Working together for the greater good: MD vs. RPh

February 10, 2016

Every bench pharmacist can tell this story. Every. Single. One.

David StanleyIt started the way so many of these things do, with a phone call to get the ball rolling on a prior auth. “I’m not sure that’s the strength the doctor meant to prescribe,” the lady at the group medical practice said. “I’ll have to check and call you back.”

That was on Friday morning. On Saturday morning a friend of the patient - who was seriously ill and having trouble breathing - came in to get the prescription. No one from the group practice had called us back. You know exactly how this goes.

See also: The No. 1 priority and the public good

Step 1: The doctor is out

First, a test claim. The far-more-common strength of this nebulizer solution would go through the patient’s insurance just fine. Actually, it would also be easier to use; the only difference between what we were told “was probably wrong” and what was covered was that the paid-for med didn’t require predilution. The solution to this problem was in sight.

You can guess what happened next.

“Well that doctor’s not in today. If the patient’s really ill, they should go to the emergency room.” This, of course, was delivered after a lengthy hold. Evidently the concept of paging a physician was long forgotten at this practice, along with asking the doctor on duty for his opinion.

See also: The tiny alternative to the pharmacy megamerger

Step 2: My life on hold

One thing they can’t teach you in pharmacy school is when not to take no for an answer. Fortunately, I knew the doctor on duty this day had a good helping of common sense in his head. It took a while, and I had to sit through another lengthy session on hold - which I suspected the staff made longer than necessary to penalize me for being a pain in the neck - before the doctor got on the line. Our conversation went something like this:

Step 3: Work with me here

Me: “Can we do the commonsense thing here that everyone knows is best for the patient, and give her the easier-to-use, far-more-common strength of this nebulizer solution, which most likely was what was meant to be prescribed in the first place?”

Doctor: “Absolutely.”

The end was in sight. Just some quick phone counseling with the patient, who was at home and gasping with every word, to make sure that original prescription wasn’t what the original, unwilling-to-be-reached doctor really wanted.

Step 3: What machine?

“When they were going over how to use your nebulizer machine, did they say you would have to dilute this medicine first?”

 “What machine?”

They had sent this woman out the door with a prescription for medication to go in a nebulizer without ever mentioning that she would need a nebulizer.

 

Step 5: Calling around

Back to the phones to call around, until I located one at the independent drugstore in the next town.

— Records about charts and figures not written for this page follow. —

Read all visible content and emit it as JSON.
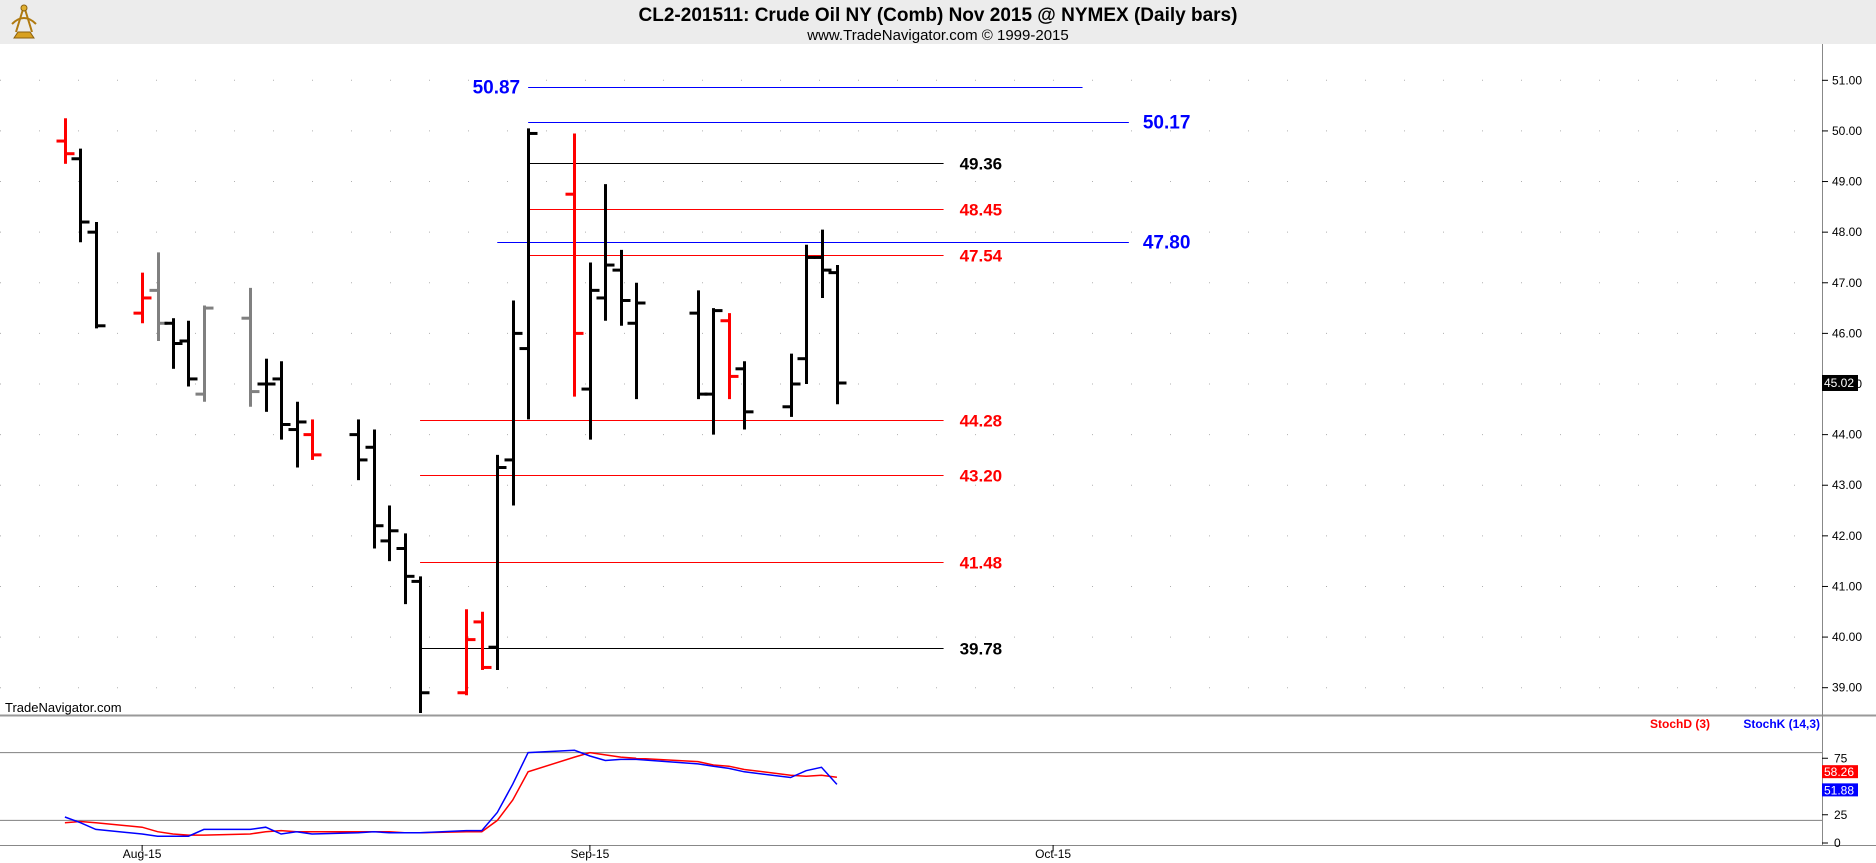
{
  "header": {
    "title": "CL2-201511:  Crude Oil NY (Comb) Nov 2015 @ NYMEX  (Daily bars)",
    "subtitle": "www.TradeNavigator.com © 1999-2015",
    "watermark": "TradeNavigator.com",
    "logo_icon": "sextant-logo-icon"
  },
  "colors": {
    "background": "#ffffff",
    "bar_default": "#000000",
    "bar_down": "#ff0000",
    "bar_up": "#00cc00",
    "bar_neutral": "#808080",
    "level_red": "#ff0000",
    "level_blue": "#0000ff",
    "level_black": "#000000",
    "stoch_d": "#ff0000",
    "stoch_k": "#0000ff"
  },
  "chart_data": [
    {
      "type": "ohlc",
      "title": "CL2-201511:  Crude Oil NY (Comb) Nov 2015 @ NYMEX  (Daily bars)",
      "ylim": [
        38.5,
        51.5
      ],
      "yticks": [
        "39.00",
        "40.00",
        "41.00",
        "42.00",
        "43.00",
        "44.00",
        "45.00",
        "46.00",
        "47.00",
        "48.00",
        "49.00",
        "50.00",
        "51.00"
      ],
      "xticks": [
        {
          "label": "Aug-15",
          "date": "2015-08-03"
        },
        {
          "label": "Sep-15",
          "date": "2015-09-01"
        },
        {
          "label": "Oct-15",
          "date": "2015-10-01"
        }
      ],
      "x_range": [
        "2015-07-28",
        "2015-10-08"
      ],
      "last_value": "45.02",
      "grid": "dotted",
      "bars": [
        {
          "date": "2015-07-29",
          "open": 49.8,
          "high": 50.25,
          "low": 49.35,
          "close": 49.55,
          "color": "red"
        },
        {
          "date": "2015-07-30",
          "open": 49.45,
          "high": 49.65,
          "low": 47.8,
          "close": 48.2,
          "color": "black"
        },
        {
          "date": "2015-07-31",
          "open": 48.0,
          "high": 48.2,
          "low": 46.1,
          "close": 46.15,
          "color": "black"
        },
        {
          "date": "2015-08-03",
          "open": 46.4,
          "high": 47.2,
          "low": 46.2,
          "close": 46.7,
          "color": "red"
        },
        {
          "date": "2015-08-04",
          "open": 46.85,
          "high": 47.6,
          "low": 45.85,
          "close": 46.2,
          "color": "gray"
        },
        {
          "date": "2015-08-05",
          "open": 46.2,
          "high": 46.3,
          "low": 45.3,
          "close": 45.8,
          "color": "black"
        },
        {
          "date": "2015-08-06",
          "open": 45.85,
          "high": 46.25,
          "low": 44.95,
          "close": 45.1,
          "color": "black"
        },
        {
          "date": "2015-08-07",
          "open": 44.8,
          "high": 46.55,
          "low": 44.65,
          "close": 46.5,
          "color": "gray"
        },
        {
          "date": "2015-08-10",
          "open": 46.3,
          "high": 46.9,
          "low": 44.55,
          "close": 44.85,
          "color": "gray"
        },
        {
          "date": "2015-08-11",
          "open": 45.0,
          "high": 45.5,
          "low": 44.45,
          "close": 45.0,
          "color": "black"
        },
        {
          "date": "2015-08-12",
          "open": 45.1,
          "high": 45.45,
          "low": 43.9,
          "close": 44.2,
          "color": "black"
        },
        {
          "date": "2015-08-13",
          "open": 44.1,
          "high": 44.65,
          "low": 43.35,
          "close": 44.25,
          "color": "black"
        },
        {
          "date": "2015-08-14",
          "open": 44.0,
          "high": 44.3,
          "low": 43.5,
          "close": 43.6,
          "color": "red"
        },
        {
          "date": "2015-08-17",
          "open": 44.0,
          "high": 44.3,
          "low": 43.1,
          "close": 43.5,
          "color": "black"
        },
        {
          "date": "2015-08-18",
          "open": 43.75,
          "high": 44.1,
          "low": 41.75,
          "close": 42.2,
          "color": "black"
        },
        {
          "date": "2015-08-19",
          "open": 41.9,
          "high": 42.6,
          "low": 41.5,
          "close": 42.1,
          "color": "black"
        },
        {
          "date": "2015-08-20",
          "open": 41.75,
          "high": 42.05,
          "low": 40.65,
          "close": 41.2,
          "color": "black"
        },
        {
          "date": "2015-08-21",
          "open": 41.1,
          "high": 41.2,
          "low": 38.5,
          "close": 38.9,
          "color": "black"
        },
        {
          "date": "2015-08-24",
          "open": 38.9,
          "high": 40.55,
          "low": 38.85,
          "close": 39.95,
          "color": "red"
        },
        {
          "date": "2015-08-25",
          "open": 40.3,
          "high": 40.5,
          "low": 39.35,
          "close": 39.4,
          "color": "red"
        },
        {
          "date": "2015-08-26",
          "open": 39.8,
          "high": 43.6,
          "low": 39.35,
          "close": 43.35,
          "color": "black"
        },
        {
          "date": "2015-08-27",
          "open": 43.5,
          "high": 46.65,
          "low": 42.6,
          "close": 46.0,
          "color": "black"
        },
        {
          "date": "2015-08-28",
          "open": 45.7,
          "high": 50.05,
          "low": 44.3,
          "close": 49.95,
          "color": "black"
        },
        {
          "date": "2015-08-31",
          "open": 48.75,
          "high": 49.95,
          "low": 44.75,
          "close": 46.0,
          "color": "red"
        },
        {
          "date": "2015-09-01",
          "open": 44.9,
          "high": 47.4,
          "low": 43.9,
          "close": 46.85,
          "color": "black"
        },
        {
          "date": "2015-09-02",
          "open": 46.7,
          "high": 48.95,
          "low": 46.25,
          "close": 47.35,
          "color": "black"
        },
        {
          "date": "2015-09-03",
          "open": 47.25,
          "high": 47.65,
          "low": 46.15,
          "close": 46.65,
          "color": "black"
        },
        {
          "date": "2015-09-04",
          "open": 46.2,
          "high": 47.0,
          "low": 44.7,
          "close": 46.6,
          "color": "black"
        },
        {
          "date": "2015-09-08",
          "open": 46.4,
          "high": 46.85,
          "low": 44.7,
          "close": 44.8,
          "color": "black"
        },
        {
          "date": "2015-09-09",
          "open": 44.8,
          "high": 46.5,
          "low": 44.0,
          "close": 46.45,
          "color": "black"
        },
        {
          "date": "2015-09-10",
          "open": 46.25,
          "high": 46.4,
          "low": 44.7,
          "close": 45.15,
          "color": "red"
        },
        {
          "date": "2015-09-11",
          "open": 45.3,
          "high": 45.45,
          "low": 44.1,
          "close": 44.45,
          "color": "black"
        },
        {
          "date": "2015-09-14",
          "open": 44.55,
          "high": 45.6,
          "low": 44.35,
          "close": 45.0,
          "color": "black"
        },
        {
          "date": "2015-09-15",
          "open": 45.5,
          "high": 47.75,
          "low": 45.0,
          "close": 47.5,
          "color": "black"
        },
        {
          "date": "2015-09-16",
          "open": 47.5,
          "high": 48.05,
          "low": 46.7,
          "close": 47.25,
          "color": "black"
        },
        {
          "date": "2015-09-17",
          "open": 47.2,
          "high": 47.35,
          "low": 44.6,
          "close": 45.02,
          "color": "black"
        }
      ],
      "levels": [
        {
          "value": 50.87,
          "label": "50.87",
          "color": "blue",
          "start": "2015-08-28",
          "end": "2015-10-02",
          "label_pos": "left"
        },
        {
          "value": 50.17,
          "label": "50.17",
          "color": "blue",
          "start": "2015-08-28",
          "end": "2015-10-05",
          "label_pos": "right-far"
        },
        {
          "value": 49.36,
          "label": "49.36",
          "color": "black",
          "start": "2015-08-28",
          "end": "2015-09-23",
          "label_pos": "right"
        },
        {
          "value": 48.45,
          "label": "48.45",
          "color": "red",
          "start": "2015-08-28",
          "end": "2015-09-23",
          "label_pos": "right"
        },
        {
          "value": 47.8,
          "label": "47.80",
          "color": "blue",
          "start": "2015-08-26",
          "end": "2015-10-05",
          "label_pos": "right-far"
        },
        {
          "value": 47.54,
          "label": "47.54",
          "color": "red",
          "start": "2015-08-28",
          "end": "2015-09-23",
          "label_pos": "right"
        },
        {
          "value": 44.28,
          "label": "44.28",
          "color": "red",
          "start": "2015-08-21",
          "end": "2015-09-23",
          "label_pos": "right"
        },
        {
          "value": 43.2,
          "label": "43.20",
          "color": "red",
          "start": "2015-08-21",
          "end": "2015-09-23",
          "label_pos": "right"
        },
        {
          "value": 41.48,
          "label": "41.48",
          "color": "red",
          "start": "2015-08-21",
          "end": "2015-09-23",
          "label_pos": "right"
        },
        {
          "value": 39.78,
          "label": "39.78",
          "color": "black",
          "start": "2015-08-21",
          "end": "2015-09-23",
          "label_pos": "right"
        }
      ]
    },
    {
      "type": "line",
      "title": "",
      "ylim": [
        0,
        100
      ],
      "yticks": [
        "0",
        "25",
        "75"
      ],
      "reference_lines": [
        20,
        80
      ],
      "legend": [
        "StochD (3)",
        "StochK (14,3)"
      ],
      "legend_position": "top-right",
      "last_values": {
        "StochD (3)": "58.26",
        "StochK (14,3)": "51.88"
      },
      "series": [
        {
          "name": "StochD (3)",
          "color": "red",
          "points": [
            [
              "2015-07-29",
              18
            ],
            [
              "2015-07-30",
              19
            ],
            [
              "2015-07-31",
              18
            ],
            [
              "2015-08-03",
              14
            ],
            [
              "2015-08-04",
              10
            ],
            [
              "2015-08-05",
              8
            ],
            [
              "2015-08-06",
              7
            ],
            [
              "2015-08-07",
              7
            ],
            [
              "2015-08-10",
              8
            ],
            [
              "2015-08-11",
              10
            ],
            [
              "2015-08-12",
              11
            ],
            [
              "2015-08-13",
              10
            ],
            [
              "2015-08-14",
              10
            ],
            [
              "2015-08-17",
              10
            ],
            [
              "2015-08-18",
              10
            ],
            [
              "2015-08-19",
              10
            ],
            [
              "2015-08-20",
              9
            ],
            [
              "2015-08-21",
              9
            ],
            [
              "2015-08-24",
              10
            ],
            [
              "2015-08-25",
              10
            ],
            [
              "2015-08-26",
              20
            ],
            [
              "2015-08-27",
              38
            ],
            [
              "2015-08-28",
              63
            ],
            [
              "2015-08-31",
              76
            ],
            [
              "2015-09-01",
              80
            ],
            [
              "2015-09-02",
              78
            ],
            [
              "2015-09-03",
              76
            ],
            [
              "2015-09-04",
              75
            ],
            [
              "2015-09-08",
              72
            ],
            [
              "2015-09-09",
              69
            ],
            [
              "2015-09-10",
              68
            ],
            [
              "2015-09-11",
              65
            ],
            [
              "2015-09-14",
              60
            ],
            [
              "2015-09-15",
              59
            ],
            [
              "2015-09-16",
              60
            ],
            [
              "2015-09-17",
              58.26
            ]
          ]
        },
        {
          "name": "StochK (14,3)",
          "color": "blue",
          "points": [
            [
              "2015-07-29",
              23
            ],
            [
              "2015-07-30",
              18
            ],
            [
              "2015-07-31",
              12
            ],
            [
              "2015-08-03",
              8
            ],
            [
              "2015-08-04",
              6
            ],
            [
              "2015-08-05",
              6
            ],
            [
              "2015-08-06",
              6
            ],
            [
              "2015-08-07",
              12
            ],
            [
              "2015-08-10",
              12
            ],
            [
              "2015-08-11",
              14
            ],
            [
              "2015-08-12",
              8
            ],
            [
              "2015-08-13",
              10
            ],
            [
              "2015-08-14",
              8
            ],
            [
              "2015-08-17",
              9
            ],
            [
              "2015-08-18",
              10
            ],
            [
              "2015-08-19",
              9
            ],
            [
              "2015-08-20",
              9
            ],
            [
              "2015-08-21",
              9
            ],
            [
              "2015-08-24",
              11
            ],
            [
              "2015-08-25",
              11
            ],
            [
              "2015-08-26",
              27
            ],
            [
              "2015-08-27",
              52
            ],
            [
              "2015-08-28",
              80
            ],
            [
              "2015-08-31",
              82
            ],
            [
              "2015-09-01",
              77
            ],
            [
              "2015-09-02",
              73
            ],
            [
              "2015-09-03",
              74
            ],
            [
              "2015-09-04",
              74
            ],
            [
              "2015-09-08",
              70
            ],
            [
              "2015-09-09",
              68
            ],
            [
              "2015-09-10",
              66
            ],
            [
              "2015-09-11",
              63
            ],
            [
              "2015-09-14",
              58
            ],
            [
              "2015-09-15",
              64
            ],
            [
              "2015-09-16",
              67
            ],
            [
              "2015-09-17",
              51.88
            ]
          ]
        }
      ]
    }
  ]
}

It was the best I could do, as I didn’t have a nebulizer in stock. I gave the friend directions to the store and came to grips with the fact that this was the best solution I could engineer. Not perfect I thought, but not all bad. Now it was on to the next crisis.

Mid-morning on Monday someone from the group medical practice called.

Step 6: Count to 10

“We just wanted to let you know the on-call doctor took care of that nebulizer prescription with the strength issue.”

They were probably lucky that my technician took that phone call instead of me.

Not that this was anything special. Things like this happen every day, in every pharmacy in every corner of the country.

Feel free to tear this page out and give it to the next person who says that pharmacists are soon destined to be replaced with machines.